Another factor is luck. Personally, had I been Farrell, I would have taken one look at those Underworld movies and said, “No fucking way” to Total Recall. But times are tough, pickings are slim, and they have been pretty desperate over at CAA to launch those nuclear warheads at Farrell’s dying star. So he took a punt on it, hoped the reboot of a well-loved classic would work, but it failed miserably. And everyone wanted it to work because nobody wants this particular sun to die just yet.
Total Recall will probably do better overseas where they have a greater appetite for mindless, badly scripted American dreck than we do, for the time being. As long as it’s reasonably well made, they feel they’ve had a bang for their ruble or yuan. And the average cinema-goer anywhere isn’t going to give a tinker’s damn what Nikki Finke thinks—Farrell will still be a recognizable face and have some appeal.
Rather than dwell on past mistakes, let’s look at what he has coming up:
—Next is Saving Mr. Banks, described as “a behind-the-scenes look at how the popular Disney film “Mary Poppins” came to be,” directed by John Lee Hancock and also starring Tom Hanks as Walt Disney. This appears to be another CAA-packaged project. Also has Emma Thompson and Paul Giamatti in it. Ho hum.
—October will see the release of Seven Psychopaths, in which “a struggling screenwriter inadvertently becomes entangled in the Los Angeles criminal underworld after his oddball friends kidnap a gangster’s beloved Shih Tzu.” Ensemble cast there including Woody Harrelson and Tom Waits, directed by Martin McDonagh. Apparently yet another CAA package. This is so much of a bigger ho hum they haven’t even released the trailer yet.

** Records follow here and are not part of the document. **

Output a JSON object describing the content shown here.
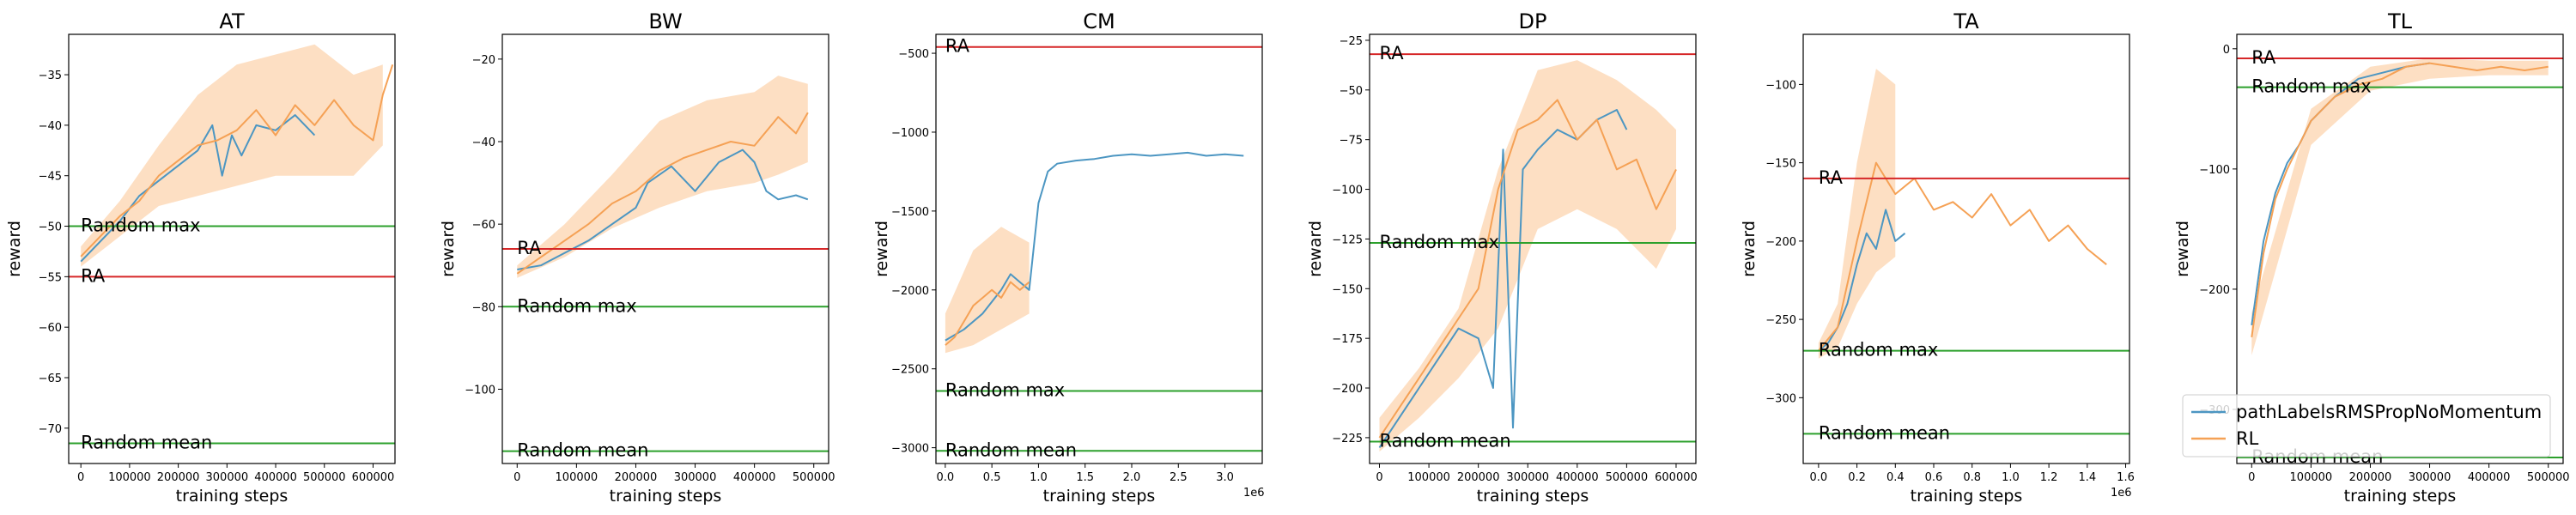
{
  "legend": {
    "placement": "lower right of last panel",
    "entries": [
      {
        "label": "pathLabelsRMSPropNoMomentum",
        "color": "#4c96c2"
      },
      {
        "label": "RL",
        "color": "#f5a155"
      }
    ]
  },
  "colors": {
    "hline_red": "#d62728",
    "hline_green": "#2ca02c",
    "band": "#fdd9b8",
    "series1": "#4c96c2",
    "series2": "#f5a155"
  },
  "chart_data": [
    {
      "type": "line",
      "title": "AT",
      "xlabel": "training steps",
      "ylabel": "reward",
      "xlim": [
        -25000,
        645000
      ],
      "ylim": [
        -73.5,
        -31
      ],
      "xticks": [
        0,
        100000,
        200000,
        300000,
        400000,
        500000,
        600000
      ],
      "xticklabels": [
        "0",
        "100000",
        "200000",
        "300000",
        "400000",
        "500000",
        "600000"
      ],
      "yticks": [
        -70,
        -65,
        -60,
        -55,
        -50,
        -45,
        -40,
        -35
      ],
      "yticklabels": [
        "−70",
        "−65",
        "−60",
        "−55",
        "−50",
        "−45",
        "−40",
        "−35"
      ],
      "x_offset_label": "",
      "hlines": [
        {
          "label": "Random max",
          "y": -50.0,
          "color": "green"
        },
        {
          "label": "RA",
          "y": -55.0,
          "color": "red"
        },
        {
          "label": "Random mean",
          "y": -71.5,
          "color": "green"
        }
      ],
      "series": [
        {
          "x": [
            0,
            40000,
            80000,
            120000,
            160000,
            200000,
            240000,
            270000,
            290000,
            310000,
            330000,
            360000,
            400000,
            440000,
            480000
          ],
          "y": [
            -53.5,
            -51.5,
            -49.5,
            -47,
            -45.5,
            -44,
            -42.5,
            -40,
            -45,
            -41,
            -43,
            -40,
            -40.5,
            -39,
            -41
          ]
        },
        {
          "x": [
            0,
            40000,
            80000,
            120000,
            160000,
            200000,
            240000,
            280000,
            320000,
            360000,
            400000,
            440000,
            480000,
            520000,
            560000,
            600000,
            620000,
            640000
          ],
          "y": [
            -53,
            -51,
            -49,
            -47.5,
            -45,
            -43.5,
            -42,
            -41.5,
            -40.5,
            -38.5,
            -41,
            -38,
            -40,
            -37.5,
            -40,
            -41.5,
            -37,
            -34
          ]
        }
      ],
      "band": {
        "x": [
          0,
          80000,
          160000,
          240000,
          320000,
          400000,
          480000,
          560000,
          620000
        ],
        "lower": [
          -54,
          -51,
          -48,
          -47,
          -46,
          -45,
          -45,
          -45,
          -42
        ],
        "upper": [
          -52,
          -47.5,
          -42,
          -37,
          -34,
          -33,
          -32,
          -35,
          -34
        ]
      }
    },
    {
      "type": "line",
      "title": "BW",
      "xlabel": "training steps",
      "ylabel": "reward",
      "xlim": [
        -25000,
        525000
      ],
      "ylim": [
        -118,
        -14
      ],
      "xticks": [
        0,
        100000,
        200000,
        300000,
        400000,
        500000
      ],
      "xticklabels": [
        "0",
        "100000",
        "200000",
        "300000",
        "400000",
        "500000"
      ],
      "yticks": [
        -100,
        -80,
        -60,
        -40,
        -20
      ],
      "yticklabels": [
        "−100",
        "−80",
        "−60",
        "−40",
        "−20"
      ],
      "x_offset_label": "",
      "hlines": [
        {
          "label": "RA",
          "y": -66.0,
          "color": "red"
        },
        {
          "label": "Random max",
          "y": -80.0,
          "color": "green"
        },
        {
          "label": "Random mean",
          "y": -115.0,
          "color": "green"
        }
      ],
      "series": [
        {
          "x": [
            0,
            40000,
            80000,
            120000,
            160000,
            200000,
            220000,
            260000,
            300000,
            340000,
            380000,
            400000,
            420000,
            440000,
            470000,
            490000
          ],
          "y": [
            -71,
            -70,
            -67,
            -64,
            -60,
            -56,
            -50,
            -46,
            -52,
            -45,
            -42,
            -45,
            -52,
            -54,
            -53,
            -54
          ]
        },
        {
          "x": [
            0,
            40000,
            80000,
            120000,
            160000,
            200000,
            240000,
            280000,
            320000,
            360000,
            400000,
            440000,
            470000,
            490000
          ],
          "y": [
            -72,
            -68,
            -64,
            -60,
            -55,
            -52,
            -47,
            -44,
            -42,
            -40,
            -41,
            -34,
            -38,
            -33
          ]
        }
      ],
      "band": {
        "x": [
          0,
          80000,
          160000,
          240000,
          320000,
          400000,
          440000,
          490000
        ],
        "lower": [
          -73,
          -68,
          -61,
          -56,
          -52,
          -50,
          -48,
          -45
        ],
        "upper": [
          -70,
          -60,
          -48,
          -35,
          -30,
          -28,
          -24,
          -26
        ]
      }
    },
    {
      "type": "line",
      "title": "CM",
      "xlabel": "training steps",
      "ylabel": "reward",
      "xlim": [
        -100000,
        3400000
      ],
      "ylim": [
        -3100,
        -380
      ],
      "xticks": [
        0,
        500000,
        1000000,
        1500000,
        2000000,
        2500000,
        3000000
      ],
      "xticklabels": [
        "0.0",
        "0.5",
        "1.0",
        "1.5",
        "2.0",
        "2.5",
        "3.0"
      ],
      "yticks": [
        -3000,
        -2500,
        -2000,
        -1500,
        -1000,
        -500
      ],
      "yticklabels": [
        "−3000",
        "−2500",
        "−2000",
        "−1500",
        "−1000",
        "−500"
      ],
      "x_offset_label": "1e6",
      "hlines": [
        {
          "label": "RA",
          "y": -460.0,
          "color": "red"
        },
        {
          "label": "Random max",
          "y": -2640.0,
          "color": "green"
        },
        {
          "label": "Random mean",
          "y": -3020.0,
          "color": "green"
        }
      ],
      "series": [
        {
          "x": [
            0,
            200000,
            400000,
            600000,
            700000,
            800000,
            900000,
            1000000,
            1100000,
            1200000,
            1400000,
            1600000,
            1800000,
            2000000,
            2200000,
            2400000,
            2600000,
            2800000,
            3000000,
            3200000
          ],
          "y": [
            -2320,
            -2250,
            -2150,
            -2000,
            -1900,
            -1950,
            -2000,
            -1450,
            -1250,
            -1200,
            -1180,
            -1170,
            -1150,
            -1140,
            -1150,
            -1140,
            -1130,
            -1150,
            -1140,
            -1150
          ]
        },
        {
          "x": [
            0,
            100000,
            200000,
            300000,
            400000,
            500000,
            600000,
            700000,
            800000,
            900000
          ],
          "y": [
            -2350,
            -2300,
            -2200,
            -2100,
            -2050,
            -2000,
            -2050,
            -1950,
            -2000,
            -1950
          ]
        }
      ],
      "band": {
        "x": [
          0,
          300000,
          600000,
          900000
        ],
        "lower": [
          -2400,
          -2350,
          -2250,
          -2150
        ],
        "upper": [
          -2150,
          -1750,
          -1600,
          -1700
        ]
      }
    },
    {
      "type": "line",
      "title": "DP",
      "xlabel": "training steps",
      "ylabel": "reward",
      "xlim": [
        -20000,
        640000
      ],
      "ylim": [
        -238,
        -22
      ],
      "xticks": [
        0,
        100000,
        200000,
        300000,
        400000,
        500000,
        600000
      ],
      "xticklabels": [
        "0",
        "100000",
        "200000",
        "300000",
        "400000",
        "500000",
        "600000"
      ],
      "yticks": [
        -225,
        -200,
        -175,
        -150,
        -125,
        -100,
        -75,
        -50,
        -25
      ],
      "yticklabels": [
        "−225",
        "−200",
        "−175",
        "−150",
        "−125",
        "−100",
        "−75",
        "−50",
        "−25"
      ],
      "x_offset_label": "",
      "hlines": [
        {
          "label": "RA",
          "y": -32.0,
          "color": "red"
        },
        {
          "label": "Random max",
          "y": -127.0,
          "color": "green"
        },
        {
          "label": "Random mean",
          "y": -227.0,
          "color": "green"
        }
      ],
      "series": [
        {
          "x": [
            0,
            40000,
            80000,
            120000,
            160000,
            200000,
            230000,
            250000,
            270000,
            290000,
            320000,
            360000,
            400000,
            440000,
            480000,
            500000
          ],
          "y": [
            -230,
            -215,
            -200,
            -185,
            -170,
            -175,
            -200,
            -80,
            -220,
            -90,
            -80,
            -70,
            -75,
            -65,
            -60,
            -70
          ]
        },
        {
          "x": [
            0,
            40000,
            80000,
            120000,
            160000,
            200000,
            240000,
            280000,
            320000,
            360000,
            400000,
            440000,
            480000,
            520000,
            560000,
            600000
          ],
          "y": [
            -225,
            -210,
            -195,
            -180,
            -165,
            -150,
            -100,
            -70,
            -65,
            -55,
            -75,
            -65,
            -90,
            -85,
            -110,
            -90
          ]
        }
      ],
      "band": {
        "x": [
          0,
          80000,
          160000,
          240000,
          320000,
          400000,
          480000,
          560000,
          600000
        ],
        "lower": [
          -232,
          -215,
          -195,
          -170,
          -120,
          -110,
          -120,
          -140,
          -120
        ],
        "upper": [
          -215,
          -190,
          -160,
          -90,
          -40,
          -35,
          -45,
          -60,
          -70
        ]
      }
    },
    {
      "type": "line",
      "title": "TA",
      "xlabel": "training steps",
      "ylabel": "reward",
      "xlim": [
        -80000,
        1620000
      ],
      "ylim": [
        -342,
        -68
      ],
      "xticks": [
        0,
        200000,
        400000,
        600000,
        800000,
        1000000,
        1200000,
        1400000,
        1600000
      ],
      "xticklabels": [
        "0.0",
        "0.2",
        "0.4",
        "0.6",
        "0.8",
        "1.0",
        "1.2",
        "1.4",
        "1.6"
      ],
      "yticks": [
        -300,
        -250,
        -200,
        -150,
        -100
      ],
      "yticklabels": [
        "−300",
        "−250",
        "−200",
        "−150",
        "−100"
      ],
      "x_offset_label": "1e6",
      "hlines": [
        {
          "label": "RA",
          "y": -160.0,
          "color": "red"
        },
        {
          "label": "Random max",
          "y": -270.0,
          "color": "green"
        },
        {
          "label": "Random mean",
          "y": -323.0,
          "color": "green"
        }
      ],
      "series": [
        {
          "x": [
            0,
            50000,
            100000,
            150000,
            200000,
            250000,
            300000,
            350000,
            400000,
            450000
          ],
          "y": [
            -270,
            -265,
            -255,
            -240,
            -215,
            -195,
            -205,
            -180,
            -200,
            -195
          ]
        },
        {
          "x": [
            0,
            100000,
            200000,
            300000,
            400000,
            500000,
            600000,
            700000,
            800000,
            900000,
            1000000,
            1100000,
            1200000,
            1300000,
            1400000,
            1500000
          ],
          "y": [
            -270,
            -255,
            -200,
            -150,
            -170,
            -160,
            -180,
            -175,
            -185,
            -170,
            -190,
            -180,
            -200,
            -190,
            -205,
            -215
          ]
        }
      ],
      "band": {
        "x": [
          0,
          100000,
          200000,
          300000,
          400000
        ],
        "lower": [
          -275,
          -268,
          -240,
          -220,
          -210
        ],
        "upper": [
          -265,
          -240,
          -150,
          -90,
          -100
        ]
      }
    },
    {
      "type": "line",
      "title": "TL",
      "xlabel": "training steps",
      "ylabel": "reward",
      "xlim": [
        -25000,
        525000
      ],
      "ylim": [
        -345,
        12
      ],
      "xticks": [
        0,
        100000,
        200000,
        300000,
        400000,
        500000
      ],
      "xticklabels": [
        "0",
        "100000",
        "200000",
        "300000",
        "400000",
        "500000"
      ],
      "yticks": [
        -300,
        -200,
        -100,
        0
      ],
      "yticklabels": [
        "−300",
        "−200",
        "−100",
        "0"
      ],
      "x_offset_label": "",
      "hlines": [
        {
          "label": "RA",
          "y": -8.0,
          "color": "red"
        },
        {
          "label": "Random max",
          "y": -32.0,
          "color": "green"
        },
        {
          "label": "Random mean",
          "y": -340.0,
          "color": "green"
        }
      ],
      "series": [
        {
          "x": [
            0,
            20000,
            40000,
            60000,
            80000,
            100000,
            140000,
            180000,
            220000,
            260000,
            300000
          ],
          "y": [
            -230,
            -160,
            -120,
            -95,
            -80,
            -60,
            -40,
            -25,
            -20,
            -15,
            -12
          ]
        },
        {
          "x": [
            0,
            20000,
            40000,
            60000,
            80000,
            100000,
            140000,
            180000,
            220000,
            260000,
            300000,
            340000,
            380000,
            420000,
            460000,
            500000
          ],
          "y": [
            -240,
            -170,
            -125,
            -100,
            -80,
            -60,
            -40,
            -30,
            -25,
            -15,
            -12,
            -15,
            -18,
            -15,
            -18,
            -15
          ]
        }
      ],
      "band": {
        "x": [
          0,
          100000,
          200000,
          300000,
          400000,
          500000
        ],
        "lower": [
          -255,
          -80,
          -35,
          -25,
          -22,
          -22
        ],
        "upper": [
          -220,
          -50,
          -15,
          -8,
          -10,
          -10
        ]
      }
    }
  ]
}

—He goes immediately from the Mary Poppins project onto Oscar-winning scribe Akiva Goldsman’s directorial debut, Winter’s Tale, co-starring Will Smith. Both Smith and Goldsman are repped by… you guessed it, CAA. This film is, “a fantasy story set in 19th Century and present-day Manhattan and revolves around a thief, a dying girl, and a flying white horse.”
Deck the halls with boughs of ho hums, falalalala-lalalala!
Colin, dude, I loves ya. I will always go to bat for you. I am not one to tell you what to do with your career, but if this next round of shoveling CAA crap doesn’t work, ditch ‘em. Our world is changing rapidly, nobody knows where we are going, but you are clearly better off with something else, anything else, than following that old-school Hollywood path; it’s vanishing before our very eyes. Whatever Nikki Finke and AO Scott say, and while you might not be able to open a film (but does anyone really these days?), you are still a star. A bit dimmed, sure. But there is a way to make that shine brightly again, and my feeling is it’s not by staying locked in the dark with the status quo.